Revolution Medicines’ second RAS inhibitor elicited encouraging response rates in a Phase 1/2 study of pancreatic cancer, further strengthening the biotech’s leadership position in this disease.
Revolution’s lead asset, daraxonrasib, made waves in April when the company announced that it doubled overall survival versus chemotherapy in a Phase 3 trial of patients with pancreatic cancer. Revolution is also working on another candidate, zoldonrasib, that is specifically designed to target the G12D mutation in RAS. According to the biotech’s website, this mutation is “the most common driver of RAS-addicted cancers.”
Phase 1/2 data, to be presented next week at the ESMO Gastrointestinal Cancers Congress in Munich, seem to support this mechanism. Zoldonrasib, used as a frontline treatment alongside the standard chemo regimen mFOLFIRINOX, elicited an overall response rate (ORR) of 82% in patients with metastatic pancreatic ductal adenocarcinoma (PDAC) who carry the RAS-G12D mutation.
This outcome “compares favorably with chemo alone,” Truist Securities analysts told investors in a note late Wednesday, adding that in this patient population and treatment setting, chemotherapy results in an ORR of around 30% to 40%.

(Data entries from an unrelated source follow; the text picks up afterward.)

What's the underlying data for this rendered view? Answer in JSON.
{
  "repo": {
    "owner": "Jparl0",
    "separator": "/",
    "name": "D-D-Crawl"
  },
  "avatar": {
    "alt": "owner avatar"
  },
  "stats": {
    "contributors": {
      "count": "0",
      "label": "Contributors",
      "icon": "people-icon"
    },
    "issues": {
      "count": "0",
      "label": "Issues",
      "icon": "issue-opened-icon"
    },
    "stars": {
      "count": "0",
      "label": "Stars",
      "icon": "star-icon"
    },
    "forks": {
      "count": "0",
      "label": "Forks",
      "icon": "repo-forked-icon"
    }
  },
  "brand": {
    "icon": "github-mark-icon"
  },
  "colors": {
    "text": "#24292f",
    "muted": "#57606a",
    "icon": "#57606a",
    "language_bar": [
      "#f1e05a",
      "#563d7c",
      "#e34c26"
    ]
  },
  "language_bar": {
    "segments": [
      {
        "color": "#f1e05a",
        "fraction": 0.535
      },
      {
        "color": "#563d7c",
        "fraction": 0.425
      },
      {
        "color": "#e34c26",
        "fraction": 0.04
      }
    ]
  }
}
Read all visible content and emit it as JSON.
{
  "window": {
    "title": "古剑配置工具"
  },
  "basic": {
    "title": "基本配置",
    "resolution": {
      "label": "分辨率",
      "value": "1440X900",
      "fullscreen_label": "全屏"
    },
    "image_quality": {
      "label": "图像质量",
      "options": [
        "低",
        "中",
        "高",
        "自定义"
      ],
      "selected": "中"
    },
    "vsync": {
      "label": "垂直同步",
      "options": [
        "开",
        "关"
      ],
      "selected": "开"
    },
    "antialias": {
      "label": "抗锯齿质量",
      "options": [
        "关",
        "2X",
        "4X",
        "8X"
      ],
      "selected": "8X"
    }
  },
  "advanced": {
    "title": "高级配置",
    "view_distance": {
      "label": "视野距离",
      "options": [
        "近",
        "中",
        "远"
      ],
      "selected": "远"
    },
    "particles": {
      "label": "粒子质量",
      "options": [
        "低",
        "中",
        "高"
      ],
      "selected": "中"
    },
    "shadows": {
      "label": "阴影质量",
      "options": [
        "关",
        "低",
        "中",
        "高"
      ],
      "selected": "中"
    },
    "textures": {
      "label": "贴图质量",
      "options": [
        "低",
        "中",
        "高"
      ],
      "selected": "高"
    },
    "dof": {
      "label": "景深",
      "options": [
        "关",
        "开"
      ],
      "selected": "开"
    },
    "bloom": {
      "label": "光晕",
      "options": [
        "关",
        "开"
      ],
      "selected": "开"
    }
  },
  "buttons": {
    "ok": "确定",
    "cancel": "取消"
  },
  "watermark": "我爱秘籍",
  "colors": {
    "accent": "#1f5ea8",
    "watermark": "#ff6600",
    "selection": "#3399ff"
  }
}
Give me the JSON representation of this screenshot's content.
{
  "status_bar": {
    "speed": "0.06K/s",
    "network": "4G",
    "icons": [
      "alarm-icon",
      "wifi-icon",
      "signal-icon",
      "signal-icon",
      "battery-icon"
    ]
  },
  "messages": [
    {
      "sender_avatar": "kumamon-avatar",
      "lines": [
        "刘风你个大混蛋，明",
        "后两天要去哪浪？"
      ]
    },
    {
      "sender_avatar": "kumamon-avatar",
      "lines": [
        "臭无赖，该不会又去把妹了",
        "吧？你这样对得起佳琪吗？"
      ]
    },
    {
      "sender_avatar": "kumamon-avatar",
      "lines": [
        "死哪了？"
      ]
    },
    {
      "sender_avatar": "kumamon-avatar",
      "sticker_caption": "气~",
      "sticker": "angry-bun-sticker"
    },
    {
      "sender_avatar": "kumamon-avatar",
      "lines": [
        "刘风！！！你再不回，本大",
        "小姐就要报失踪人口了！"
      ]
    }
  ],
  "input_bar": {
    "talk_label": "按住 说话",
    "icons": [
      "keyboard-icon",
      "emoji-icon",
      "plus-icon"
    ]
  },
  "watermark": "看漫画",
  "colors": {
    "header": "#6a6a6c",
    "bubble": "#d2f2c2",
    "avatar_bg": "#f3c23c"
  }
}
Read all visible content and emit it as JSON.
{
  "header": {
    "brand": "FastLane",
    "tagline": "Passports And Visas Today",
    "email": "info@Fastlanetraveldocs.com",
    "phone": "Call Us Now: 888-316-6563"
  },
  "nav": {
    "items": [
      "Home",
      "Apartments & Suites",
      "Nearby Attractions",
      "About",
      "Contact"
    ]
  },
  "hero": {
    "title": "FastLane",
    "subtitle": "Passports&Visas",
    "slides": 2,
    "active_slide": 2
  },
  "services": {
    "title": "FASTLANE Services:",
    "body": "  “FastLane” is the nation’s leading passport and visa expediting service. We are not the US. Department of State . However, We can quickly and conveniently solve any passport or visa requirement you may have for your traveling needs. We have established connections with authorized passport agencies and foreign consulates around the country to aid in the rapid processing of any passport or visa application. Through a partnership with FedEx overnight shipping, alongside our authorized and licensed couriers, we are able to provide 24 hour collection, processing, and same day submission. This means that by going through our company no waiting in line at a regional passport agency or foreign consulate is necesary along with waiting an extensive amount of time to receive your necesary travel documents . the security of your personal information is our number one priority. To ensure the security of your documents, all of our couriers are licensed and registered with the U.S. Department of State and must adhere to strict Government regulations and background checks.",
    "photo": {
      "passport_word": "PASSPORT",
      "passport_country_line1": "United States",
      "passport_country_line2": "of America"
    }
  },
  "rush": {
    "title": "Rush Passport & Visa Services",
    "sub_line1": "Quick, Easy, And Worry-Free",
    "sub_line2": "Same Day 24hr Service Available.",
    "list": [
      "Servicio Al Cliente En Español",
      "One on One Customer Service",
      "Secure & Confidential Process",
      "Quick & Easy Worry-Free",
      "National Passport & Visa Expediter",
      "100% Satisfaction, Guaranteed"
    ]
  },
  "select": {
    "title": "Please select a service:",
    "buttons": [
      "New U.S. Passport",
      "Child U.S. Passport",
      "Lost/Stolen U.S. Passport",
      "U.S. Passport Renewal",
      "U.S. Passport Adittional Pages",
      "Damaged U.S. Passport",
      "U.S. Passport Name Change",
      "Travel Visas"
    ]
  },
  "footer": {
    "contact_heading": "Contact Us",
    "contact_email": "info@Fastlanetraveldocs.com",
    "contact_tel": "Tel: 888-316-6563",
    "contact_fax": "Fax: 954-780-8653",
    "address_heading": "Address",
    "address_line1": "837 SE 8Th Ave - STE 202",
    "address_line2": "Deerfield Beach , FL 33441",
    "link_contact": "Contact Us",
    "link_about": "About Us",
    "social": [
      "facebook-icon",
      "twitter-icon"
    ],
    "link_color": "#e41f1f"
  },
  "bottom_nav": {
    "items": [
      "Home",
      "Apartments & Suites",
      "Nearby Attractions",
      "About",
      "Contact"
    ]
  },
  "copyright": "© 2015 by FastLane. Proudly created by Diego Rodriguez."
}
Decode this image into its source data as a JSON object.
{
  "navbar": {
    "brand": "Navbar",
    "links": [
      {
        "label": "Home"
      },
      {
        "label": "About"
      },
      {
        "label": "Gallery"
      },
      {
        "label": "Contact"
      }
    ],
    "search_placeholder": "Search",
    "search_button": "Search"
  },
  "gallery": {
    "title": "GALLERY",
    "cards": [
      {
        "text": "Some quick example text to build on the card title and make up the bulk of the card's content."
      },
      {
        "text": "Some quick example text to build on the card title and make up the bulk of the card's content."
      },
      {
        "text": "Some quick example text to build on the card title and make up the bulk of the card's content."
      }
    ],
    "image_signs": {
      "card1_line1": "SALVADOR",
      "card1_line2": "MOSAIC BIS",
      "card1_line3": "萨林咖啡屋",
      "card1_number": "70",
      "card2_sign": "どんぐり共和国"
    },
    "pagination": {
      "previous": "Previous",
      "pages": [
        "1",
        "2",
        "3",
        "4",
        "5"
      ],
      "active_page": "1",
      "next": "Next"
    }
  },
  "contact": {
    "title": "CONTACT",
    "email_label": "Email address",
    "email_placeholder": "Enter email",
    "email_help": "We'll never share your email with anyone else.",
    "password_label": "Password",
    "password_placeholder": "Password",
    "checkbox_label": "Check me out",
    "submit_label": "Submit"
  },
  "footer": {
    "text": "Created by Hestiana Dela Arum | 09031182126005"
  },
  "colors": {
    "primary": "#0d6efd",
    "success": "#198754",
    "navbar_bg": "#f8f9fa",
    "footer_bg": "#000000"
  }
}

Revolution earlier this week launched the Phase 3 RASolute 305 study, testing zoldonrasib plus mFOLFIRINOX as a frontline PDAC treatment. The study has a primary completion date in December 2028, according to a federal clinical trials database.
If successful, this zoldonrasib combo “could provide an additional treatment option – and potentially a more active regimen” for patients with KRAS G12D-mutated PDAC who are otherwise unable to tolerate the side effects of more intensive regimens, Truist said. Revolution’s Phase 1/2 data for zoldonrasib showed a “manageable” safety profile, with side effects consistent with known chemotherapy toxicities, per the abstract.
Also at ESMO GI, Revolution will present second-line data for a combination regimen of zoldonrasib and daraxonrasib, which elicited a 50% ORR in patients with metastatic PDAC.
Taken together, these zoldonrasib combination regimens “reinforce the path to leadership in PDAC” for Revolution, Truist said Wednesday.
Following daraxonrasib’s blowout performance in April, Truist has grown extra bullish about Revolution, calling the biotech “the next oncology titan” in a May 18 note. Revolution, the firm said at the time, “is evolving into a major revenue-generating oncology company, with daraxonrasib (“daraxon”) emerging as one of the most important drugs in PDAC and broader RAS-mutant cancers this decade.”
Oncology powerhouse Merck had its eye on Revolution even before the daraxonrasib readout. The pharma was reportedly courting Revolution in January, though talks fell apart not long after. The Financial Times reported earlier this month that exiting via an acquisition is “not an area of high priority” for the biotech, according to CEO Mark Goldsmith.